Weine der Burgunderfamilie

Noirien oder Nairien?

Noirien, aber sicher nicht ‘non rien’, ist ein in Frankreich

verwendetes altes Synonym für Rebsorten der

Pinotgruppe, manchal auch Nairien, Noirin oder Noirun

genannt. Markus Utiger von der Tanninreich GmbH in

Baden hat verschiedene Weine aus der Burgunderfamilie

mitgebracht, präsentiert und lässt sie degustieren,

wozu sich die anwesenden Weinfreundinnen und Weinfreunde

nicht lange bitten liessen.

Zum Einstiegsreferat lässt Markus Utiger eine Cuvée Salomé

Sekt von Friedrich Becker aus der Pfalz einschenken.
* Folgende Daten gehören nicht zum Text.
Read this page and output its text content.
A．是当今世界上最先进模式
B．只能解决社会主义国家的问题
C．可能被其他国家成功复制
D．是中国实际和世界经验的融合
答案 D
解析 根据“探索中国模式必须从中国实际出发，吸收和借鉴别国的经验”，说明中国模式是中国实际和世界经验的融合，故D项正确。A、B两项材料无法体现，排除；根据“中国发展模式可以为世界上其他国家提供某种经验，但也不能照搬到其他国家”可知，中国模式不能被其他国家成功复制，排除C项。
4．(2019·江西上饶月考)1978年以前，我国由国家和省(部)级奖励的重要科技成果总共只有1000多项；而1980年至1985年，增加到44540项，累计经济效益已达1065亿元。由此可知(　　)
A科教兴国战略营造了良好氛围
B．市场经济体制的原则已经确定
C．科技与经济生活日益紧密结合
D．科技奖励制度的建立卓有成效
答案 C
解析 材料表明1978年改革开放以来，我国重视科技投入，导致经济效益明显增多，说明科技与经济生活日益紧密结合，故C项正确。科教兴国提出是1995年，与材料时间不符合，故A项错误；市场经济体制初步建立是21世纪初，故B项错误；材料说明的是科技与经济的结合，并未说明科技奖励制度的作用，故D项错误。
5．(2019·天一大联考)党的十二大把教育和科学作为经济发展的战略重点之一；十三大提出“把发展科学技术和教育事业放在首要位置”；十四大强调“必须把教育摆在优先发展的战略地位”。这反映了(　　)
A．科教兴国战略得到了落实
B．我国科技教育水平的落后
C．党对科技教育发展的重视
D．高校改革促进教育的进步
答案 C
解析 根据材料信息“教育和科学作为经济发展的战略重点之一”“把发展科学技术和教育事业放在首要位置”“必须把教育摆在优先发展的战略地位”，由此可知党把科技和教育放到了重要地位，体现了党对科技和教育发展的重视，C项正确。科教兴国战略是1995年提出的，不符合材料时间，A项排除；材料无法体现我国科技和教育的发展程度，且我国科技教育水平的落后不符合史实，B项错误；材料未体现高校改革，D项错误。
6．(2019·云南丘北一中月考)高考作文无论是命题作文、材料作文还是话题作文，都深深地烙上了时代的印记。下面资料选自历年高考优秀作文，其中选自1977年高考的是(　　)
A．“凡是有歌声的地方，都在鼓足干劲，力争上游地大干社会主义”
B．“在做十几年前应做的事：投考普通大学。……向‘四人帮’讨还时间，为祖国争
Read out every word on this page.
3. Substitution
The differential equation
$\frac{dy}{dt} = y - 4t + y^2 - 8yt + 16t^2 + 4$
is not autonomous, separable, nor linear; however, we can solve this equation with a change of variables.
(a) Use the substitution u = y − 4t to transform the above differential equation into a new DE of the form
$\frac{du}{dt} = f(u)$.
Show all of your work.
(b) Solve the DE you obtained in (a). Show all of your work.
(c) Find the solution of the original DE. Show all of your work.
Dieser

Sekt ist aus Chardonnay-Trauben gekeltert und wird à la

méthode champenoise im Holzfass ausgebaut. Andere Vertreter

dieser Gruppe heissen Chardonnay/Noirien blanc, Pinot

Crepet/Noirien de la Grande Race, Pinot Meunier/Noirien Enfarine

und andere mehr. Im deutschsprachigen Raum werden

die Weine aus den verwandten Pinot-Rebsorten als Burgunder

bezeichnet. Sie haben alle ihren Ursprung in der französischen

Region Burgund und sind je nach Region unter den

Bezeichnungen Spätburgunder, Schwarzriesling, Frühburgunder,

Sankt Laurent oder Pinot Liébault bekannt.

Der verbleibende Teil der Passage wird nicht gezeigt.